Just added a post to this thread:
"Data access stopped due to IP adress blocked"
Don't know if that was the right thing to do? Probably I should have made a new one here?
In any case I hope you can help us! We have had access problems that both affect our real-time operations of locally received Terra/Aqua data and our automatic fetch of level-1 products.
How can we prevent this in the future?
It is really damaging to our real-time service when we can't access.
As you saw we couldn't even get to the forum here and post a question. It was not until I got home and was outside our firewall and got another IP address that I could post our problem.
Also, it worries me that your site seems down from when checking here: https://downforeveryoneorjustme.com/oceancolor.gsfc.nasa.gov
It appears there is a whole set of IP addresses blocked and not only the one above you unblocked yesterday.
We cannot still access your site from our production servers, neither from our desktops at the SMHI premises.
The IP address I gave you above is the one I get when on VPN from home. I now checked with our IT colleagues and we are coming with the following ip block when we access the internet:
I suggest you keep those open always, thanks.
There are limits imposed on data access, but these are reasonable limits and are only designed to prevent DDOS attacks on our systems.
If you have multiple systems behind a single firewall, and all attempt to connect to our systems at the same time, this can exceed the
imposed limits. If this is not the case, and you are accessing from a single system, if you have any "download accelerators" in use, or
spawn a lot of simultaneous processes, this too can exceed the limits.
We don't use any accelerators!
But, we do try fetch from more than one server. We have a setup where we have three types of servers "dev", "test" and "prod". Usually we only run fetch from the test and the prod server environments. We need a functioning test environment in order to test and verify things for production. The test and prod environments should be as similar as possible.
If there is no way you can accept that we try download files from both sites we will see what we can do. We do want to minimise the risk this incident will ever happen again!
Using your wget example - and with knowledge that this is run in a cron (yes, I can confirm you're doing it hourly :grin:), we were able to identify the reason you were being repeatedly blocked.
We have made a couple of small changes on our end to mitigate this, so you should be good to go from now on. There is a change you can make that may also help.

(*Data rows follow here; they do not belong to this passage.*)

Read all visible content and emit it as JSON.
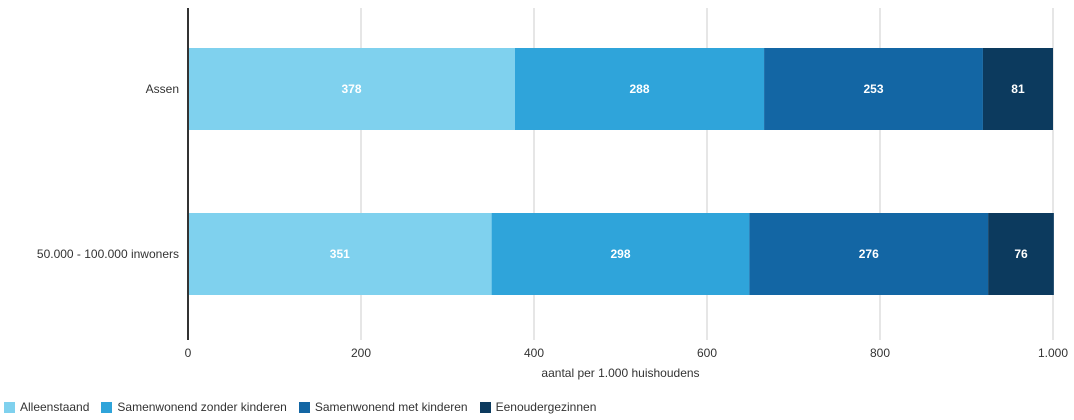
{
  "chart_data": {
    "type": "bar",
    "orientation": "horizontal",
    "stacked": true,
    "categories": [
      "Assen",
      "50.000 - 100.000 inwoners"
    ],
    "series": [
      {
        "name": "Alleenstaand",
        "values": [
          378,
          351
        ],
        "color": "#7fd1ee"
      },
      {
        "name": "Samenwonend zonder kinderen",
        "values": [
          288,
          298
        ],
        "color": "#2fa4da"
      },
      {
        "name": "Samenwonend met kinderen",
        "values": [
          253,
          276
        ],
        "color": "#1366a4"
      },
      {
        "name": "Eenoudergezinnen",
        "values": [
          81,
          76
        ],
        "color": "#0c3a5e"
      }
    ],
    "xlabel": "aantal per 1.000 huishoudens",
    "ylabel": "",
    "xlim": [
      0,
      1000
    ],
    "xticks": [
      0,
      200,
      400,
      600,
      800,
      1000
    ],
    "xtick_labels": [
      "0",
      "200",
      "400",
      "600",
      "800",
      "1.000"
    ],
    "grid": true,
    "legend_position": "bottom-left",
    "data_labels": true
  }
}
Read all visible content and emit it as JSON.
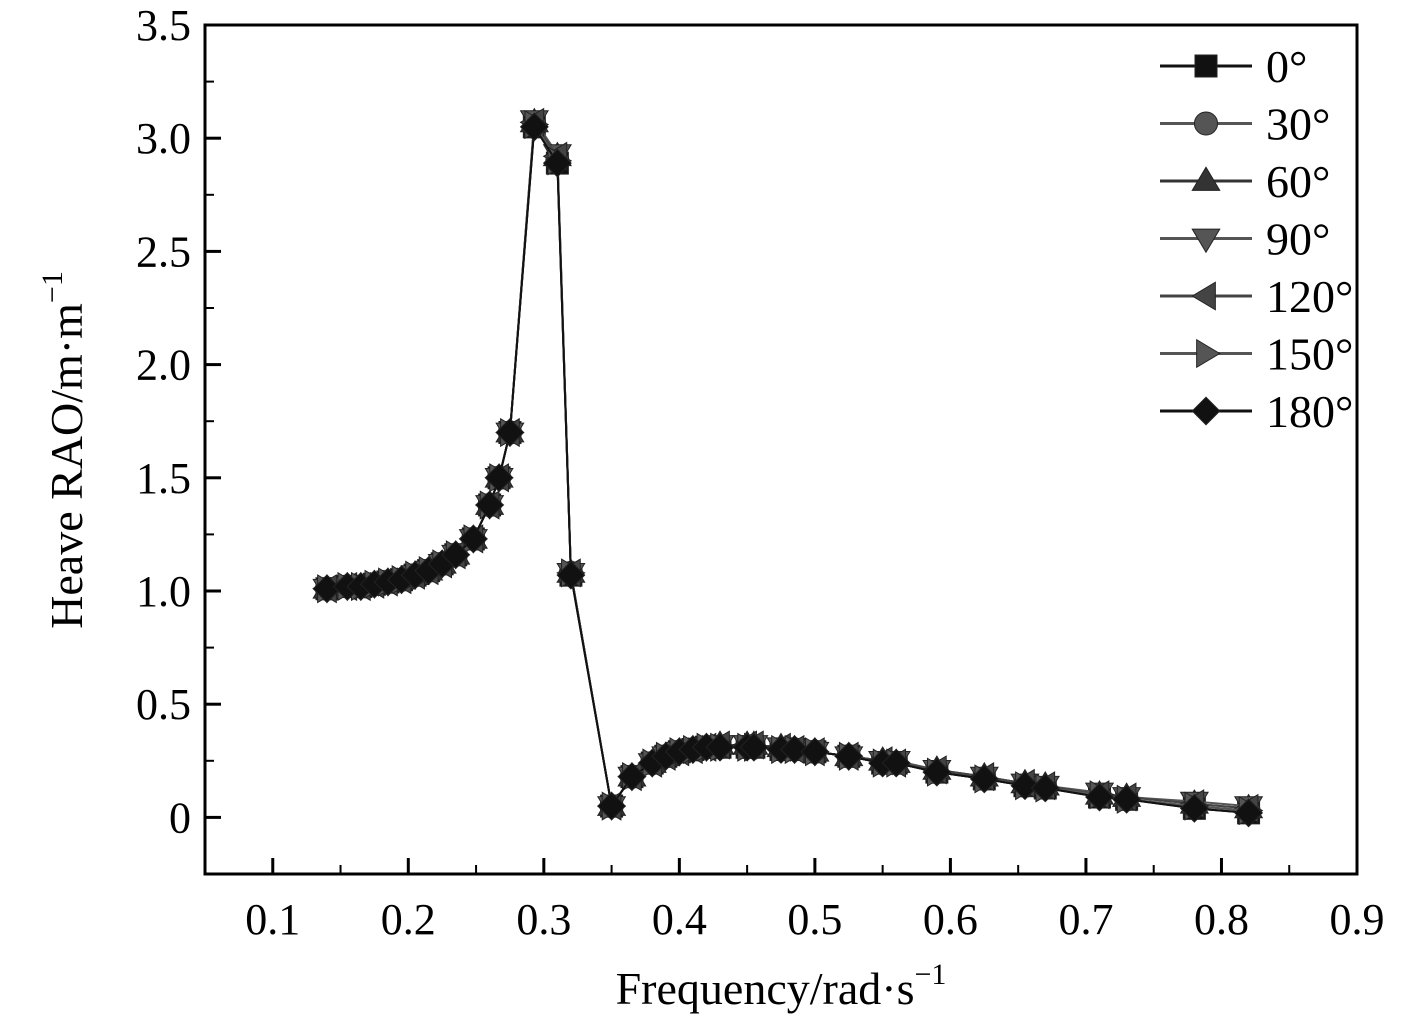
{
  "chart_data": {
    "type": "line",
    "title": "",
    "xlabel": "Frequency/rad·s",
    "xlabel_sup": "−1",
    "ylabel": "Heave RAO/m·m",
    "ylabel_sup": "−1",
    "xlim": [
      0.05,
      0.9
    ],
    "ylim": [
      -0.25,
      3.5
    ],
    "xticks": [
      0.1,
      0.2,
      0.3,
      0.4,
      0.5,
      0.6,
      0.7,
      0.8,
      0.9
    ],
    "xtick_labels": [
      "0.1",
      "0.2",
      "0.3",
      "0.4",
      "0.5",
      "0.6",
      "0.7",
      "0.8",
      "0.9"
    ],
    "yticks": [
      0,
      0.5,
      1.0,
      1.5,
      2.0,
      2.5,
      3.0,
      3.5
    ],
    "ytick_labels": [
      "0",
      "0.5",
      "1.0",
      "1.5",
      "2.0",
      "2.5",
      "3.0",
      "3.5"
    ],
    "grid": false,
    "legend_position": "top-right",
    "x": [
      0.14,
      0.155,
      0.165,
      0.175,
      0.185,
      0.195,
      0.205,
      0.215,
      0.225,
      0.235,
      0.248,
      0.26,
      0.267,
      0.275,
      0.293,
      0.31,
      0.32,
      0.35,
      0.365,
      0.38,
      0.39,
      0.4,
      0.41,
      0.42,
      0.43,
      0.45,
      0.455,
      0.475,
      0.485,
      0.5,
      0.525,
      0.55,
      0.56,
      0.59,
      0.625,
      0.655,
      0.67,
      0.71,
      0.73,
      0.78,
      0.82
    ],
    "series": [
      {
        "name": "0°",
        "marker": "square",
        "color": "#111111",
        "values": [
          1.01,
          1.02,
          1.02,
          1.03,
          1.04,
          1.05,
          1.07,
          1.09,
          1.12,
          1.16,
          1.23,
          1.38,
          1.5,
          1.7,
          3.05,
          2.89,
          1.07,
          0.05,
          0.18,
          0.24,
          0.27,
          0.29,
          0.3,
          0.31,
          0.31,
          0.31,
          0.31,
          0.3,
          0.3,
          0.29,
          0.27,
          0.24,
          0.24,
          0.2,
          0.17,
          0.14,
          0.13,
          0.09,
          0.08,
          0.04,
          0.02
        ]
      },
      {
        "name": "30°",
        "marker": "circle",
        "color": "#555555",
        "values": [
          1.01,
          1.02,
          1.02,
          1.03,
          1.04,
          1.05,
          1.07,
          1.09,
          1.12,
          1.16,
          1.23,
          1.38,
          1.5,
          1.7,
          3.06,
          2.9,
          1.08,
          0.05,
          0.18,
          0.24,
          0.27,
          0.29,
          0.3,
          0.31,
          0.31,
          0.31,
          0.31,
          0.3,
          0.3,
          0.29,
          0.27,
          0.24,
          0.24,
          0.2,
          0.17,
          0.14,
          0.13,
          0.1,
          0.08,
          0.05,
          0.03
        ]
      },
      {
        "name": "60°",
        "marker": "triangle-up",
        "color": "#333333",
        "values": [
          1.01,
          1.02,
          1.02,
          1.03,
          1.04,
          1.05,
          1.07,
          1.09,
          1.12,
          1.16,
          1.23,
          1.38,
          1.5,
          1.7,
          3.07,
          2.92,
          1.08,
          0.05,
          0.18,
          0.24,
          0.27,
          0.29,
          0.3,
          0.31,
          0.32,
          0.32,
          0.32,
          0.31,
          0.3,
          0.29,
          0.27,
          0.25,
          0.24,
          0.21,
          0.18,
          0.15,
          0.14,
          0.1,
          0.09,
          0.06,
          0.04
        ]
      },
      {
        "name": "90°",
        "marker": "triangle-down",
        "color": "#555555",
        "values": [
          1.01,
          1.02,
          1.02,
          1.03,
          1.04,
          1.05,
          1.07,
          1.09,
          1.12,
          1.16,
          1.23,
          1.38,
          1.5,
          1.7,
          3.08,
          2.93,
          1.08,
          0.05,
          0.18,
          0.24,
          0.27,
          0.29,
          0.3,
          0.31,
          0.32,
          0.32,
          0.32,
          0.31,
          0.3,
          0.29,
          0.27,
          0.25,
          0.25,
          0.21,
          0.18,
          0.15,
          0.14,
          0.11,
          0.09,
          0.07,
          0.05
        ]
      },
      {
        "name": "120°",
        "marker": "triangle-left",
        "color": "#444444",
        "values": [
          1.01,
          1.02,
          1.02,
          1.03,
          1.04,
          1.05,
          1.07,
          1.09,
          1.12,
          1.16,
          1.23,
          1.38,
          1.5,
          1.7,
          3.07,
          2.92,
          1.08,
          0.05,
          0.18,
          0.24,
          0.27,
          0.29,
          0.3,
          0.31,
          0.32,
          0.32,
          0.32,
          0.31,
          0.3,
          0.29,
          0.27,
          0.25,
          0.24,
          0.21,
          0.18,
          0.15,
          0.14,
          0.1,
          0.09,
          0.06,
          0.04
        ]
      },
      {
        "name": "150°",
        "marker": "triangle-right",
        "color": "#555555",
        "values": [
          1.01,
          1.02,
          1.02,
          1.03,
          1.04,
          1.05,
          1.07,
          1.09,
          1.12,
          1.16,
          1.23,
          1.38,
          1.5,
          1.7,
          3.06,
          2.9,
          1.08,
          0.05,
          0.18,
          0.24,
          0.27,
          0.29,
          0.3,
          0.31,
          0.31,
          0.31,
          0.31,
          0.3,
          0.3,
          0.29,
          0.27,
          0.24,
          0.24,
          0.2,
          0.17,
          0.14,
          0.13,
          0.1,
          0.08,
          0.05,
          0.03
        ]
      },
      {
        "name": "180°",
        "marker": "diamond",
        "color": "#111111",
        "values": [
          1.01,
          1.02,
          1.02,
          1.03,
          1.04,
          1.05,
          1.07,
          1.09,
          1.12,
          1.16,
          1.23,
          1.38,
          1.5,
          1.7,
          3.05,
          2.89,
          1.07,
          0.05,
          0.18,
          0.24,
          0.27,
          0.29,
          0.3,
          0.31,
          0.31,
          0.31,
          0.31,
          0.3,
          0.3,
          0.29,
          0.27,
          0.24,
          0.24,
          0.2,
          0.17,
          0.14,
          0.13,
          0.09,
          0.08,
          0.04,
          0.02
        ]
      }
    ]
  }
}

For efficiency you can have your web client ask our server if the date has changed on a file. If so, the file is downloaded. If not, the file is not downloaded. Here's how you would do that with wget (based on your previous example):
wget -q --post-data="subID=1527&subType=2&addurl=1&results_as_file=1&sdate=`date --date="yesterday" +"%Y-%m-%d"`" -O - https://oceandata.sci.gsfc.nasa.gov/api/file_search | wget --no-if-modified-since -N -i -
You could keep the '-c', it works but it will take time to, well, time-out if you have already successfully retrieved the file. When it does time out, you'll see a response like this:
Connecting to oceandata.sci.gsfc.nasa.gov
HTTP request sent, awaiting response... 416 Requested Range Not Satisfiable
The file is already fully retrieved; nothing to do.
If you have a good network connection, it is less likely that you'll need the continuation (-c) option.
Many thanks for the prompt help!
We will aim at implementing your proposed improvement soon! Probably avoid using the '-c' flag.
I can now confirm that we actually only do the fetch of the ocean color level-1 files from one single (production) server.
However, the other fetch of the utcpole.dat and leapsec.dat files for running SeaDAS locally we do from test and prod, and occasional also from the dev server. So, in "worst" case we might download from three sites. However, these are small files, and the download is not atempted as often as the other level-1 product fetch. Do you think that is still a problem? If yes, we will implement this fetch centrally on the same prod server, and change the setup a bit.